What happens to your jewelry after you’re done wearing it?
That’s the thought behind The Radical Jewelry Makeover Project. With the community as a source, the project collects old, unwanted jewelry, sorts it, and redistributes it to community members to be turned into something new.
In March, students and alumni from the University of Wisconsin-Milwaukee, UW-Madison, UW-Stout and UW-Whitewater campuses participated in the traveling project, putting their own spin on jewelry pieces from the surrounding communities.
Starting a new jewelry piece from pieces with pre-existing history can be more challenging than just using raw materials, said Chelsea Nanfelt, a UW-Milwaukee student and curatorial lead on the UW-Milwaukee exhibition.
"I think it forces you to be a lot more creative," she said. "Because you’re given these opportunities to work with materials or objects that you might not normally use."
For one of her jewelry pieces, Nanfelt worked with tiny seeds, strung up in a large necklace. She normally works with metals like silver, copper or brass.

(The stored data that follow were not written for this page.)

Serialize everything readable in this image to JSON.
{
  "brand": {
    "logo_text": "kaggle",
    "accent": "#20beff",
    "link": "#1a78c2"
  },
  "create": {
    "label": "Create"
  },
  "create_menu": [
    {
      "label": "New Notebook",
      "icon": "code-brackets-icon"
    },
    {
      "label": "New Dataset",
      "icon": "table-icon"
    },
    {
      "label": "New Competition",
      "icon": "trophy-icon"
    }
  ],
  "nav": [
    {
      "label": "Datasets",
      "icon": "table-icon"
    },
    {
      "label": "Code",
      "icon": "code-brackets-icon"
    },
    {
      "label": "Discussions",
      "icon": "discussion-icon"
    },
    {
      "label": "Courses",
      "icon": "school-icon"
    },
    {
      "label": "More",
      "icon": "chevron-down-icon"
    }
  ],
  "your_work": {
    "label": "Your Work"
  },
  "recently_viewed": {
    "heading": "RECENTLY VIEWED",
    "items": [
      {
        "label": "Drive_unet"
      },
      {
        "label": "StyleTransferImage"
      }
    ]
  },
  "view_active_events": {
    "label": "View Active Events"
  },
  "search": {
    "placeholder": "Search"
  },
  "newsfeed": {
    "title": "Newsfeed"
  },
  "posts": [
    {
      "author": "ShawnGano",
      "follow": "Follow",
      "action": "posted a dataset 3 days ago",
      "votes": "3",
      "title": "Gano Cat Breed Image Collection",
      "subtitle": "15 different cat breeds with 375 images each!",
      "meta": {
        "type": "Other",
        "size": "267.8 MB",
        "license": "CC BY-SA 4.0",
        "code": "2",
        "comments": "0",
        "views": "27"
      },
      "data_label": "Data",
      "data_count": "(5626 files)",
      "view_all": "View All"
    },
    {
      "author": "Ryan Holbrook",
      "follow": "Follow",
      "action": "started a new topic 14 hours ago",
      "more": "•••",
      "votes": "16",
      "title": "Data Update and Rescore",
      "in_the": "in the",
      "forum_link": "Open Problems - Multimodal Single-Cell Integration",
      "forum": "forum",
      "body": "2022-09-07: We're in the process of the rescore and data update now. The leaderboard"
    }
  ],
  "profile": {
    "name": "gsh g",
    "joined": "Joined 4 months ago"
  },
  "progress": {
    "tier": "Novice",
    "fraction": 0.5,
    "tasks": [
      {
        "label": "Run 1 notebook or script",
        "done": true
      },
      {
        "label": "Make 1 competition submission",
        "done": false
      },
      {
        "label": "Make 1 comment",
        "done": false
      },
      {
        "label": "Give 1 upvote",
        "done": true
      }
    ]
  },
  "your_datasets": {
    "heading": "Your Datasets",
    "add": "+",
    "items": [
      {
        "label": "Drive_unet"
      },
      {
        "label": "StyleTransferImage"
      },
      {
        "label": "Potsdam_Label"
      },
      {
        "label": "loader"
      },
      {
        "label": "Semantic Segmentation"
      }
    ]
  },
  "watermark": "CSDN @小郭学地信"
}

Other artists were just as out of their element for the project.

A piece created for the Radical Jewelry Makeover Project by UW-Milwaukee student Chelsea Nanfelt. Photo submitted by Chelsea Nanfelt.
"It was anything from a collage of random bits that you found, or it could be melting down gold, using old stones, popping a stone out of a ring, putting those into earrings," she said. "It could be melting down silver and creating something completely new."
The Radical Jewelry Makeover Project was started in 2007 by a group called Ethical Metalsmiths, which combines activism and art by forcing artists to think about where their materials come from, and the environmental impact of mining materials from the earth.
The jewelry for this project had all kinds of origin stories, Nanfelt said. Some of it came from a death in the family or an old relationship. Some of it was from the donor’s younger years, maybe prom. Most just wanted to see it have a new life.
"Mining" materials this way, instead from the people, can have a real community impact, Nanfelt said.
"I see it as being very people-focused," she said. "When you’re purchasing jewelry, you don’t necessarily think about the people that are mining the raw materials, you don’t think about the full picture of it all. And so it’s really incredible to see how the community came together and thought, 'Well, we’ve got this huge collection of jewelry, what can we do with it?'"
The jewelry will be on display at the UW-Milwaukee Union Gallery through May 11.